Comments of different agencies in one country (Germany)

May I give you finally some statements of organisations in Germany, who are not part of the movement of (ex-)users and survivors of psychiatry.

The Umbrella Organisation of Psychosocial Services says, the paper should be worked over in totally. Forced outpatient treatment has to be objected totally:

"Since nearly 3 decades we try to get a psychiatry free force and assault specially in the community sector with its homes, sheltered work places for disabled persons, the sheltered living etc. We experience that in the homes of elderly and disabled persons traditionally there is a grey sector for force methods which are not legally (f.e. imprisonment in rooms without legal basis, giving or not-giving of cigarettes, restriction of social contacts etc etc.). To legalise formal force methods in this formally hard to control region in spite of law for guardianship, home control, home law) would be fatal for all participants."

The general German Welfare Organisation objected the White Paper totally too. The reasons are very similar to the reasons of the Danish user/survivor-organisation I reported. That means: equal rights for people with psychiatric diagnoses, treatment only with informed consent, data protection, right to see the own psychiatric records, right to choose between different treatment offers, independent advocacy, no listening in phone-calls.

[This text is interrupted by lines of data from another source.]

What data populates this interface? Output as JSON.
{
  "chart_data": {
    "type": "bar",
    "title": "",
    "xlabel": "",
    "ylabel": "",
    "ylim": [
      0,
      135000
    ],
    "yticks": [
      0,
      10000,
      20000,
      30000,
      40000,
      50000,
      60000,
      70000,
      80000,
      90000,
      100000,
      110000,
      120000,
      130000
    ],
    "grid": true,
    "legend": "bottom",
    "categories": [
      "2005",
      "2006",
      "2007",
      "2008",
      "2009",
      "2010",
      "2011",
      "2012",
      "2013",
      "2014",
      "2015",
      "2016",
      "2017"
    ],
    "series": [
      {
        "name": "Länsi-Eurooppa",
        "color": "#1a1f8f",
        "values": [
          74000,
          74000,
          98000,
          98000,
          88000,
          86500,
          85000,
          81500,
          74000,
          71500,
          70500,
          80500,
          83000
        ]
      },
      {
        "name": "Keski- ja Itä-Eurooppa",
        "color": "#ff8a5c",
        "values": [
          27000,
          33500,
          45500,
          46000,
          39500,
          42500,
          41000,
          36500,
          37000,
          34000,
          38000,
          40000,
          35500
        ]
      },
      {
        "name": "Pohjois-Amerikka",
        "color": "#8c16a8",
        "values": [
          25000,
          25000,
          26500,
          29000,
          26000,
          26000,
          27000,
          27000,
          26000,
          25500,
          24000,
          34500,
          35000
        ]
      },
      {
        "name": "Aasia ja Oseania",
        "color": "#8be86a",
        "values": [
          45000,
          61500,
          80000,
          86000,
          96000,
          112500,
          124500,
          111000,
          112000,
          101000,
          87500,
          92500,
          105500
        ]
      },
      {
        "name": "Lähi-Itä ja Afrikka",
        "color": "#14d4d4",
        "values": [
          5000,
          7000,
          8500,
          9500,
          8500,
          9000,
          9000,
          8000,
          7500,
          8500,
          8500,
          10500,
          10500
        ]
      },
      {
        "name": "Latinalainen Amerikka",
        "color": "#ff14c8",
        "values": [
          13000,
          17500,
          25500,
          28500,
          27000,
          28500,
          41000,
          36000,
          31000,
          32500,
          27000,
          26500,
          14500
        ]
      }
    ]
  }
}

The government of the Bundesland Rheinland-Pfalz says that it should be mentioned in the White Paper, that it is only a minimal standard, and laws in other countries who are more developed, specially guaranteeing the fundamental constitutional rights of the people must not me worsened by the White Paper.

I started with a family organisation, and I end with a former board member of that organisation, Ms Linde Schmitz-Moormann. In an article published in a family-magazine she said:

"The White Paper goes far behind the line of the German quality standard and is partly dehumanising. ... The patients are not allowed to have control over their bodily inviolability, but over the beside table. This says everything."

Final comment

ENUSP made a lot of proposals to change the White Paper and offered support:

"The White Paper, as presented by the Working Party, should be withdrawn. With a view to working out a new proposal to the Committee of Ministers of the Council of Europe, a new working party should be appointed, the European Network of Users and Survivors of Psychiatry (ENUSP) and the member organisations of this Network being richly represented. The time has come when the people whom the recommendations concern – in this case people labelled to be mentally ill or having a mental disorder – participate."


At the Conference Mr. Jean Claus, Secretary of the working group on Psychiatry of the Council of Europe, objected the mentioned critics by the (ex-)users/survivors-organisations, the welfare-organisations and the governmental departments at the White Paper. The names of the "experts" he was not allowed to tell. Users have been included in the development of the White Paper, he said, but their names he did not tell, too. The question why not one member of ENUSP – the democratic organisation of (ex-)users and survivors of psychiatry, acknowledged as non-governmental advisory organisation by the World Health Organisation and the European Commission and representing the organisations of the East-European countries, too – was not invited to participate, he answered, that to invite too many people would have been too expensive.